In molti pensano che il legame di una donna con il calcio sia dovuto ad un uomo, che possa essere padre, fratello o compagno di vita. Spesso è così e, in parte lo è stato anche per Vanda, in quanto non era grande appassionata di questo sport, anche se ora, in famiglia, è la più informata sui risultati della serie A, specialmente dell’Inter, di cui è tifosa, ed effettivamente questo sport lo ha conosciuto insieme a Giuliano, “ma da un altro punto di vista – racconta -. Sono io che ho portato mio marito a fare l’allenatore. Quando eravamo fidanzati veniva a trovarmi a Cazzaso e giocava a calcio con i bambini del paese ed è così, col nostro legame, che è diventato allenatore dei Pulcini del Fusca, la sua prima esperienza come mister».

Cosa ti ha regalato il Carnico e cosa, invece, ti ha tolto?
«Siccome seguendo mio marito mi sono appassionata a questo campionato, posso affermare che non mi ha tolto nulla, anzi, mi ha regalato delle amicizie importanti che si sono protratte nel tempo.
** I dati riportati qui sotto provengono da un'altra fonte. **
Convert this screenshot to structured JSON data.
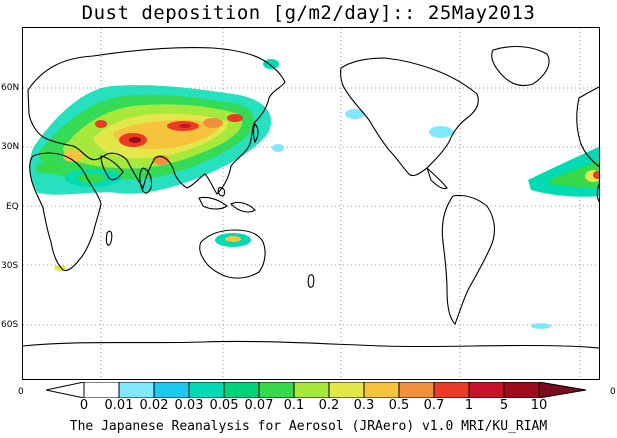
{
  "title": "Dust deposition [g/m2/day]:: 25May2013",
  "latitude_labels": [
    "60N",
    "30N",
    "EQ",
    "30S",
    "60S"
  ],
  "colorbar": {
    "left_edge_label": "0",
    "right_edge_label": "0",
    "tick_labels": [
      "0",
      "0.01",
      "0.02",
      "0.03",
      "0.05",
      "0.07",
      "0.1",
      "0.2",
      "0.3",
      "0.5",
      "0.7",
      "1",
      "5",
      "10"
    ],
    "colors": [
      "#ffffff",
      "#ffffff",
      "#7fe8ff",
      "#1ec9f0",
      "#00dbb4",
      "#00d27a",
      "#37d94a",
      "#a6e83c",
      "#e3e84a",
      "#f6c33c",
      "#f08f3c",
      "#ea3c24",
      "#c8142a",
      "#a00a1e",
      "#7a0c1e"
    ],
    "under_color": "#ffffff",
    "over_color": "#7a0c1e"
  },
  "credit": "The Japanese Reanalysis for Aerosol (JRAero) v1.0 MRI/KU_RIAM"
}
Si tratta di rapporti nati sia nelle squadre di cui ha fatto parte Giuliano sia, nel tempo, in quelle avversarie. La mia passione è diventata talmente grande che, un anno, eravamo con la nostra famiglia in ferie in Puglia e non era previsto il nostro rientro in Carnia in tempo per per l’incontro di campionato che avrebbe disputato la squadra che stava allenando Giuliano. La nostra prospettiva era, durante il viaggio di rientro, di fermarci a Rimini, per terminare lì le ferie: invece io l’ho convinto ad un rientro immediato, in modo da presenziare alla partita in calendario quella stessa domenica».

Il calcio è considerato, da molti, ambiente maschile: come ti sei sentita accolta?
«L’ambiente del Carnico mi ha sempre fatta sentire in famiglia. È un piacere farne parte e nei vari anni in cui si è protratta l’attività calcistica di mio marito ho fatto in modo di creare per gli interpreti di questo nostro grande “spettacolo” un contesto familiare in cui sentirsi a proprio agio. Memorabili sono, infatti, le grigliate presso il nostro stavolo in Curiedi».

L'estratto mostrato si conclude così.